Frankfurt am Main, 06.05.2026 (lifePR) - Steigende Baukosten und strengere energetische Anforderungen lassen Bauherren in Frankfurt zunehmend genau hinschauen: Welcher Standard ist Pflicht, welcher lohnt sich wirtschaftlich? Gerade in einer Stadt, die sich bis 2035 Klimaneutralität auf die Fahnen geschrieben hat und seit 2005 als „Passivhaus-Hauptstadt" gilt, bekommt das Thema zusätzliches Gewicht.

GEG-Mindeststandard: 55 Prozent Primärenergiebedarf

Seit Januar 2023 dürfen neue Wohngebäude maximal 55 Prozent des Primärenergiebedarfs eines gesetzlich definierten Referenzgebäudes verbrauchen. Die rechnerische Grundlage dafür liefert die DIN V 18599, die auch als Basis für Energieausweise und Förderanträge dient. Für neu eingebaute Heizungen gelten in vielen Fällen Anforderungen an den Einsatz erneuerbarer Energien, deren konkrete Ausgestaltung von Gebäudetyp, Lage und Zeitpunkt der Installation abhängt – in Frankfurt häufig umgesetzt über Wärmepumpe oder Fernwärmeanschluss. Entscheidend für den konkreten Handlungsrahmen ist außerdem die kommunale Wärmeplanung, deren Entwurf die Stadt Anfang April 2026 vorgelegt hat.

Aktuell wird eine Reform des Gebäudeenergiegesetzes diskutiert, deren konkrete Ausgestaltung sich noch in der politischen Abstimmung befindet. Die im Februar 2026 vorgestellten Eckpunkte für das neue Gebäudemodernisierungsgesetz sehen unter anderem vor, die 65-Prozent-Pflicht für erneuerbare Energien bei neuen Heizungen zu streichen und stärker auf Technologieoffenheit zu setzen.
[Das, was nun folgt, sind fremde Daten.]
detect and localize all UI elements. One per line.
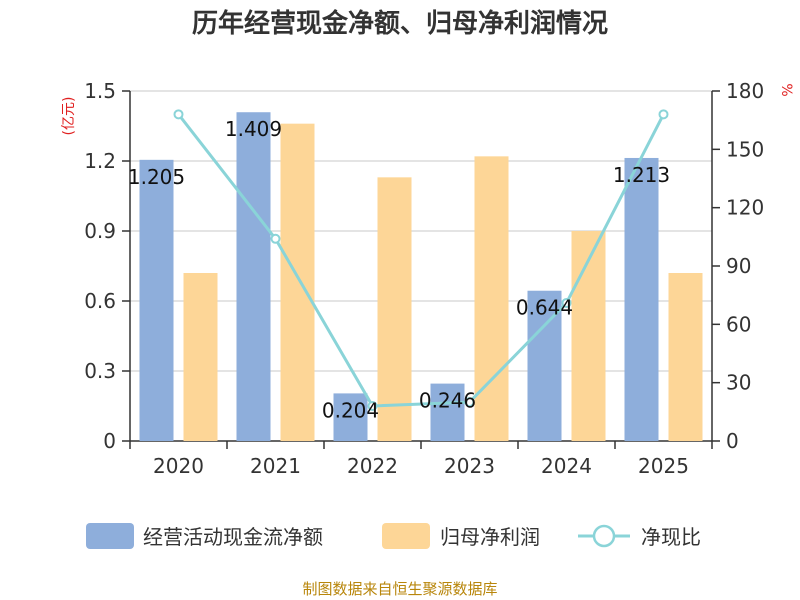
x-tick-label: 2024 (541, 454, 592, 478)
legend-swatch-np (382, 523, 430, 549)
source-note: 制图数据来自恒生聚源数据库 (302, 580, 497, 598)
ratio-point (173, 109, 184, 120)
x-tick-label: 2025 (638, 454, 689, 478)
ratio-point (464, 397, 475, 408)
legend-swatch-ocf (86, 523, 134, 549)
x-tick-label: 2021 (250, 454, 301, 478)
bar-ocf (624, 157, 659, 441)
axes: 0 0.3 0.6 0.9 1.2 1.5 0 30 60 90 120 150 180 2020 2021… (84, 79, 764, 478)
right-tick-label: 30 (726, 371, 751, 395)
left-tick-label: 0 (103, 429, 116, 453)
bar-np (668, 273, 703, 441)
bar-np (474, 156, 509, 442)
bar-data-label: 1.213 (613, 163, 670, 187)
left-tick-label: 0.6 (84, 289, 116, 313)
legend-label-ocf: 经营活动现金流净额 (143, 525, 323, 549)
bar-ocf (333, 393, 368, 441)
right-tick-label: 180 (726, 79, 764, 103)
right-tick-label: 90 (726, 254, 751, 278)
bar-np (377, 177, 412, 442)
bar-data-label: 0.246 (419, 389, 476, 413)
legend-label-ratio: 净现比 (641, 525, 701, 549)
bar-ocf (139, 159, 174, 442)
bar-data-label: 0.644 (516, 296, 573, 320)
bar-ocf (430, 383, 465, 441)
legend-item-ocf[interactable]: 经营活动现金流净额 (86, 523, 323, 549)
legend-item-ratio[interactable]: 净现比 (578, 524, 701, 549)
bars (139, 112, 703, 442)
right-tick-label: 0 (726, 429, 739, 453)
ratio-point (270, 233, 281, 244)
legend: 经营活动现金流净额 归母净利润 净现比 (86, 523, 701, 549)
ratio-point (367, 401, 378, 411)
left-axis-unit: (亿元) (61, 97, 77, 136)
bar-np (571, 231, 606, 441)
left-tick-label: 0.3 (84, 359, 116, 383)
ratio-point (561, 297, 572, 308)
x-tick-label: 2022 (347, 454, 398, 478)
left-tick-label: 1.2 (84, 149, 116, 173)
bar-np (183, 273, 218, 441)
legend-item-np[interactable]: 归母净利润 (382, 523, 540, 549)
data-labels: 1.205 1.409 0.204 0.246 0.644 1.213 (128, 117, 670, 422)
bar-ocf (236, 112, 271, 441)
bar-np (280, 123, 315, 442)
bar-data-label: 0.204 (322, 398, 379, 422)
right-axis-unit: % (778, 83, 794, 96)
right-tick-label: 60 (726, 312, 751, 336)
legend-label-np: 归母净利润 (440, 525, 540, 549)
left-tick-label: 0.9 (84, 219, 116, 243)
right-tick-label: 120 (726, 196, 764, 220)
bar-data-label: 1.205 (128, 165, 185, 189)
ratio-line-series (173, 109, 669, 411)
ratio-point (658, 109, 669, 120)
left-tick-label: 1.5 (84, 79, 116, 103)
x-tick-label: 2023 (444, 454, 495, 478)
x-tick-label: 2020 (153, 454, 204, 478)
chart-title: 历年经营现金净额、归母净利润情况 (192, 8, 608, 39)
right-tick-label: 150 (726, 137, 764, 161)
ratio-line (177, 113, 665, 408)
legend-marker-ratio (592, 524, 616, 548)
bar-data-label: 1.409 (225, 117, 282, 141)
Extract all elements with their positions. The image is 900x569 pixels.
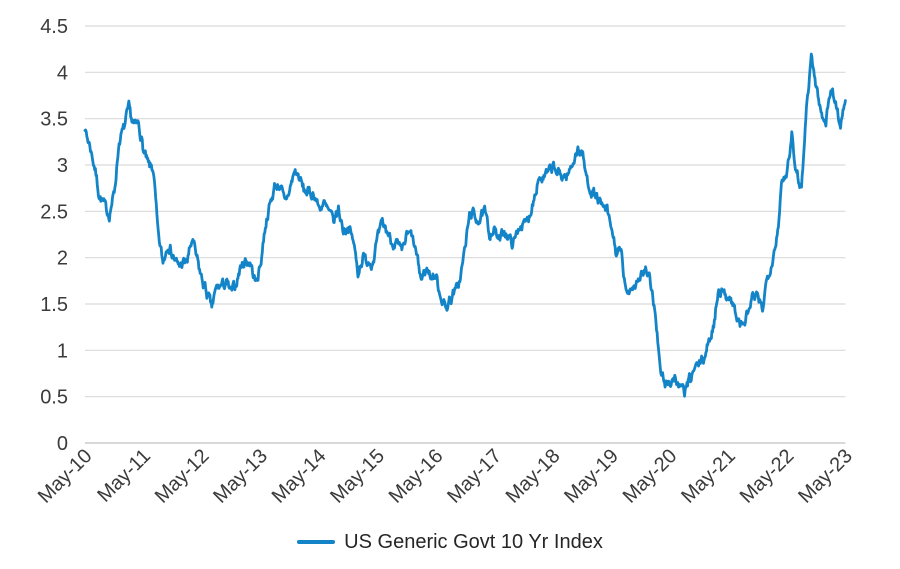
legend-line-swatch [297,539,336,545]
x-axis-tick-label: May-12 [151,445,214,508]
x-axis-tick-label: May-17 [443,445,506,508]
x-axis-tick-label: May-19 [560,445,623,508]
y-axis-tick-label: 2 [57,248,68,270]
y-axis-tick-label: 3.5 [40,109,68,131]
legend-series-label: US Generic Govt 10 Yr Index [344,530,603,553]
x-axis-tick-label: May-14 [268,445,331,508]
series-line-us-10yr [83,52,847,398]
y-axis-tick-label: 3 [57,155,68,177]
legend: US Generic Govt 10 Yr Index [0,527,900,557]
x-axis-tick-label: May-11 [93,445,155,507]
x-axis-tick-label: May-23 [794,445,857,508]
y-axis-tick-label: 4 [57,62,68,84]
x-axis-tick-label: May-18 [502,445,565,508]
y-axis-tick-label: 2.5 [40,201,68,223]
y-axis-tick-label: 1 [57,340,68,362]
x-axis-tick-label: May-15 [326,445,389,508]
x-axis-tick-label: May-22 [736,445,799,508]
y-axis-tick-label: 1.5 [40,294,68,316]
x-axis-tick-label: May-13 [209,445,272,508]
x-axis-tick-label: May-20 [619,445,682,508]
x-axis-tick-label: May-16 [385,445,448,508]
y-axis-tick-label: 0 [57,433,68,455]
x-axis-tick-label: May-21 [677,445,740,508]
y-axis-tick-label: 4.5 [40,16,68,38]
y-axis-tick-label: 0.5 [40,387,68,409]
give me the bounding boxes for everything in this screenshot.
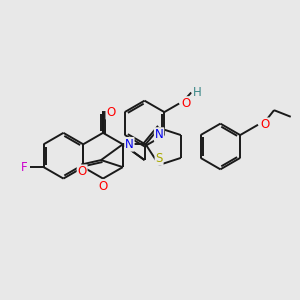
Text: N: N <box>155 128 164 141</box>
Text: O: O <box>181 97 190 110</box>
Text: H: H <box>193 86 201 99</box>
Text: O: O <box>260 118 269 131</box>
Text: F: F <box>21 160 28 174</box>
Text: O: O <box>106 106 116 119</box>
Text: S: S <box>155 152 163 165</box>
Text: O: O <box>77 165 87 178</box>
Text: O: O <box>98 180 108 193</box>
Text: N: N <box>125 138 134 151</box>
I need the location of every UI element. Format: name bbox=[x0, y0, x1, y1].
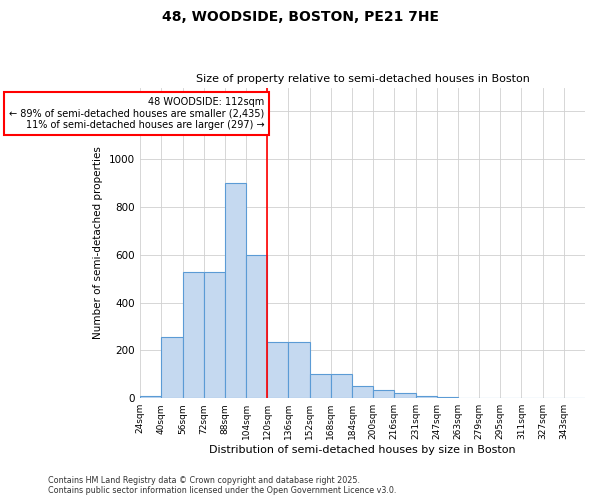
Bar bbox=[352, 386, 373, 398]
Bar bbox=[310, 374, 331, 398]
Bar bbox=[182, 272, 204, 398]
Y-axis label: Number of semi-detached properties: Number of semi-detached properties bbox=[94, 146, 103, 340]
Bar bbox=[267, 342, 289, 398]
X-axis label: Distribution of semi-detached houses by size in Boston: Distribution of semi-detached houses by … bbox=[209, 445, 516, 455]
Bar bbox=[416, 396, 437, 398]
Bar bbox=[373, 390, 394, 398]
Bar bbox=[289, 342, 310, 398]
Bar bbox=[437, 397, 458, 398]
Text: 48, WOODSIDE, BOSTON, PE21 7HE: 48, WOODSIDE, BOSTON, PE21 7HE bbox=[161, 10, 439, 24]
Bar bbox=[246, 255, 267, 398]
Bar bbox=[331, 374, 352, 398]
Text: 48 WOODSIDE: 112sqm
← 89% of semi-detached houses are smaller (2,435)
11% of sem: 48 WOODSIDE: 112sqm ← 89% of semi-detach… bbox=[10, 97, 265, 130]
Text: Contains HM Land Registry data © Crown copyright and database right 2025.
Contai: Contains HM Land Registry data © Crown c… bbox=[48, 476, 397, 495]
Bar bbox=[161, 338, 182, 398]
Title: Size of property relative to semi-detached houses in Boston: Size of property relative to semi-detach… bbox=[196, 74, 530, 84]
Bar bbox=[394, 394, 416, 398]
Bar bbox=[140, 396, 161, 398]
Bar bbox=[204, 272, 225, 398]
Bar bbox=[225, 183, 246, 398]
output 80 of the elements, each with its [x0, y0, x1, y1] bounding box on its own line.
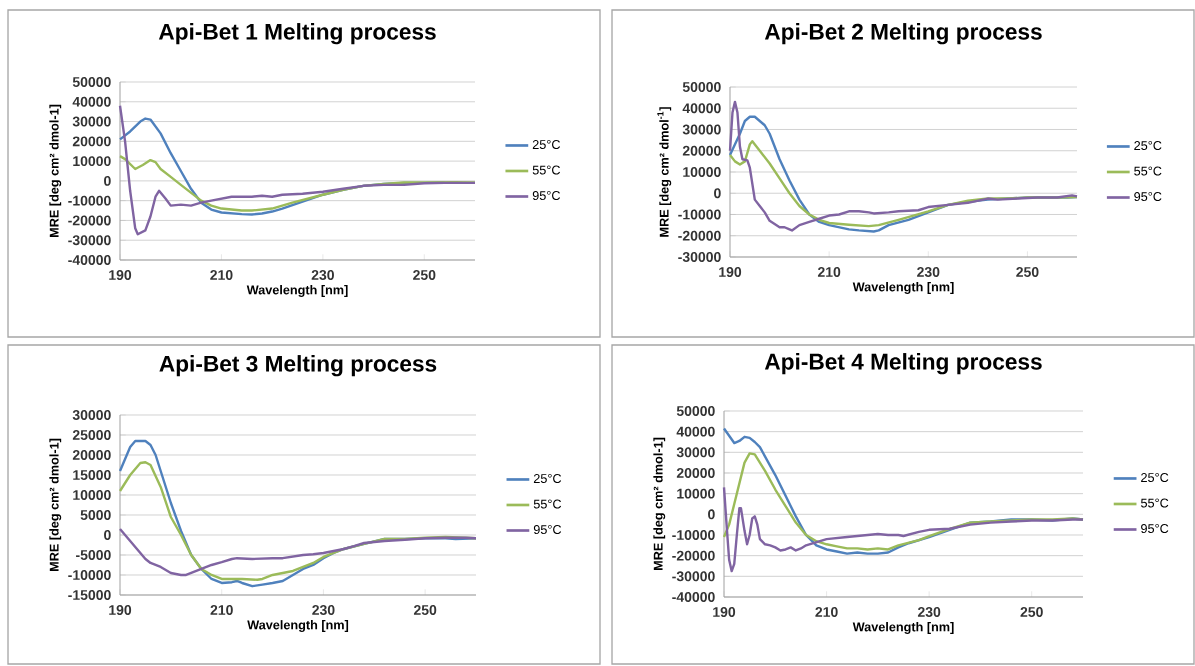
- x-tick-label: 190: [109, 270, 132, 280]
- y-tick-label: 30000: [682, 124, 721, 135]
- y-tick-label: -10000: [678, 209, 721, 220]
- y-tick-label: 0: [708, 509, 715, 520]
- y-tick-label: -30000: [678, 252, 721, 262]
- x-tick-label: 250: [413, 605, 437, 615]
- y-tick-label: 10000: [73, 490, 111, 500]
- y-axis-title: MRE [deg cm² dmol-1]: [49, 104, 62, 237]
- x-tick-label: 230: [311, 270, 334, 280]
- y-tick-label: -10000: [672, 530, 715, 540]
- x-tick-label: 250: [1020, 607, 1043, 617]
- y-tick-label: 20000: [72, 136, 111, 147]
- legend-label: 55°C: [532, 165, 561, 175]
- x-axis-title: Wavelength [nm]: [246, 285, 348, 297]
- y-tick-label: 20000: [682, 145, 721, 156]
- legend-label: 95°C: [1141, 524, 1169, 534]
- y-tick-label: -40000: [672, 592, 715, 602]
- x-tick-label: 210: [815, 607, 838, 617]
- x-tick-label: 250: [413, 270, 436, 280]
- legend-label: 55°C: [1134, 166, 1162, 176]
- x-tick-label: 210: [210, 605, 233, 615]
- y-tick-label: 50000: [676, 406, 715, 416]
- x-tick-label: 250: [1016, 267, 1039, 277]
- chart-title: Api-Bet 2 Melting process: [764, 23, 1042, 45]
- y-tick-label: 0: [104, 175, 111, 186]
- x-tick-label: 190: [713, 607, 736, 617]
- y-tick-label: -20000: [678, 230, 721, 241]
- x-tick-label: 190: [109, 605, 132, 615]
- y-tick-label: 50000: [682, 82, 721, 92]
- y-tick-label: 30000: [72, 410, 111, 420]
- y-tick-label: -20000: [68, 215, 111, 226]
- x-tick-label: 210: [210, 270, 233, 280]
- y-tick-label: 10000: [73, 156, 111, 167]
- legend-label: 25°C: [1141, 473, 1169, 483]
- y-tick-label: -30000: [68, 235, 111, 246]
- y-tick-label: 20000: [72, 450, 111, 460]
- y-tick-label: -5000: [76, 550, 111, 560]
- legend-label: 55°C: [533, 499, 562, 509]
- y-tick-label: -10000: [68, 570, 111, 580]
- x-tick-label: 230: [917, 607, 941, 617]
- y-tick-label: -30000: [672, 571, 715, 582]
- line-series: [728, 139, 1079, 228]
- x-tick-label: 230: [312, 605, 335, 615]
- y-axis-title: MRE [deg cm² dmol$^{-1}$]: [657, 107, 672, 237]
- legend-label: 55°C: [1140, 498, 1169, 508]
- y-tick-label: 40000: [72, 96, 111, 107]
- legend-label: 25°C: [533, 474, 562, 484]
- x-axis-title: Wavelength [nm]: [852, 622, 954, 634]
- y-tick-label: 5000: [80, 510, 111, 520]
- legend-label: 25°C: [1134, 141, 1162, 151]
- y-tick-label: 0: [714, 188, 721, 199]
- y-tick-label: 0: [104, 530, 111, 540]
- y-tick-label: -15000: [68, 590, 111, 600]
- chart-title: Api-Bet 4 Melting process: [764, 353, 1042, 375]
- x-axis-title: Wavelength [nm]: [247, 620, 349, 632]
- y-axis-title: MRE [deg cm² dmol-1]: [653, 437, 666, 570]
- legend-label: 95°C: [532, 191, 561, 201]
- y-tick-label: -10000: [68, 195, 111, 206]
- y-tick-label: 30000: [676, 447, 715, 458]
- y-tick-label: 15000: [73, 470, 111, 480]
- x-tick-label: 210: [817, 267, 841, 277]
- legend-label: 95°C: [1134, 192, 1162, 202]
- y-tick-label: 30000: [72, 116, 111, 127]
- y-tick-label: -20000: [672, 550, 715, 561]
- y-tick-label: -40000: [68, 255, 111, 265]
- y-tick-label: 40000: [682, 103, 721, 114]
- legend-label: 25°C: [532, 140, 561, 150]
- legend-label: 95°C: [533, 525, 562, 535]
- chart-title: Api-Bet 1 Melting process: [158, 23, 436, 45]
- y-tick-label: 10000: [677, 488, 715, 499]
- y-axis-title: MRE [deg cm² dmol-1]: [49, 438, 62, 571]
- y-tick-label: 25000: [72, 430, 111, 440]
- y-tick-label: 50000: [72, 77, 111, 87]
- y-tick-label: 40000: [676, 426, 715, 437]
- y-tick-label: 10000: [683, 167, 721, 177]
- x-tick-label: 190: [719, 267, 742, 277]
- chart-title: Api-Bet 3 Melting process: [159, 355, 437, 377]
- x-axis-title: Wavelength [nm]: [852, 282, 954, 294]
- x-tick-label: 230: [917, 267, 940, 277]
- y-tick-label: 20000: [676, 468, 715, 478]
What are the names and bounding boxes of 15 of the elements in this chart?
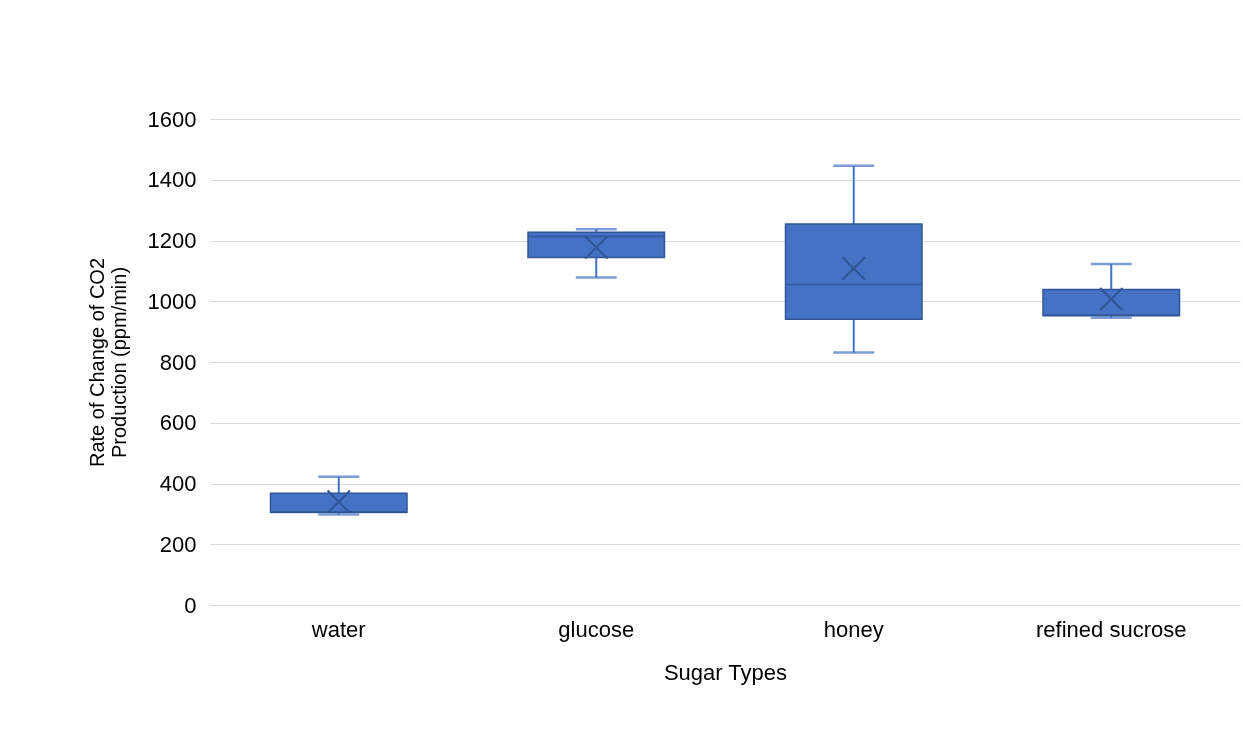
y-tick-label: 1000 [147,288,197,314]
x-tick-label: refined sucrose [1036,616,1187,642]
y-axis-title: Rate of Change of CO2 Production (ppm/min) [85,257,130,468]
x-tick-label: water [310,616,366,642]
y-tick-label: 600 [159,410,197,436]
y-tick-label: 200 [159,531,197,557]
y-tick-label: 1600 [147,106,197,132]
y-tick-label: 800 [159,349,197,375]
y-tick-label: 0 [184,592,197,618]
y-tick-label: 1200 [147,228,197,253]
y-tick-label: 400 [159,471,197,496]
x-axis-title: Sugar Types [663,659,788,685]
y-tick-label: 1400 [147,167,197,193]
x-tick-label: glucose [558,616,635,642]
x-tick-label: honey [823,616,884,642]
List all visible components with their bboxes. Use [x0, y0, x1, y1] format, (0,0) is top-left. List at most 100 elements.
Unabhängig davon gilt die europäische Gebäudeeffizienzrichtlinie (EPBD): Diese sieht vor, dass Neubauten perspektivisch als Nullemissionsgebäude errichtet werden sollen.

Die wichtigsten Effizienzhaus-Standards im Überblick

Die Zahl hinter dem Begriff „Effizienzhaus" gibt an, wie viel Primärenergie ein Gebäude im Vergleich zu einem gesetzlich definierten Referenzgebäude benötigt. Die Förderprogramme der Kreditanstalt für Wiederaufbau (KfW) gehen teils deutlich über den gesetzlichen Mindeststandard hinaus:

• Effizienzhaus 55: Maximal 55 Prozent Primärenergiebedarf gegenüber dem Referenzgebäude. Seit dem 16. Dezember 2025 im KfW-Programm „Klimafreundlicher Neubau" wieder befristet förderfähig. Voraussetzung ist eine bereits vorliegende Baugenehmigung.

Effizienzhaus 40: Maximal 40 Prozent Primärenergiebedarf bei deutlich reduziertem Transmissionswärmeverlust. Wärmeerzeuger auf Basis fossiler Brennstoffe oder Biomasse sind ausgeschlossen. Gefördert mit KfW-Krediten bis 100.000 Euro je Wohneinheit.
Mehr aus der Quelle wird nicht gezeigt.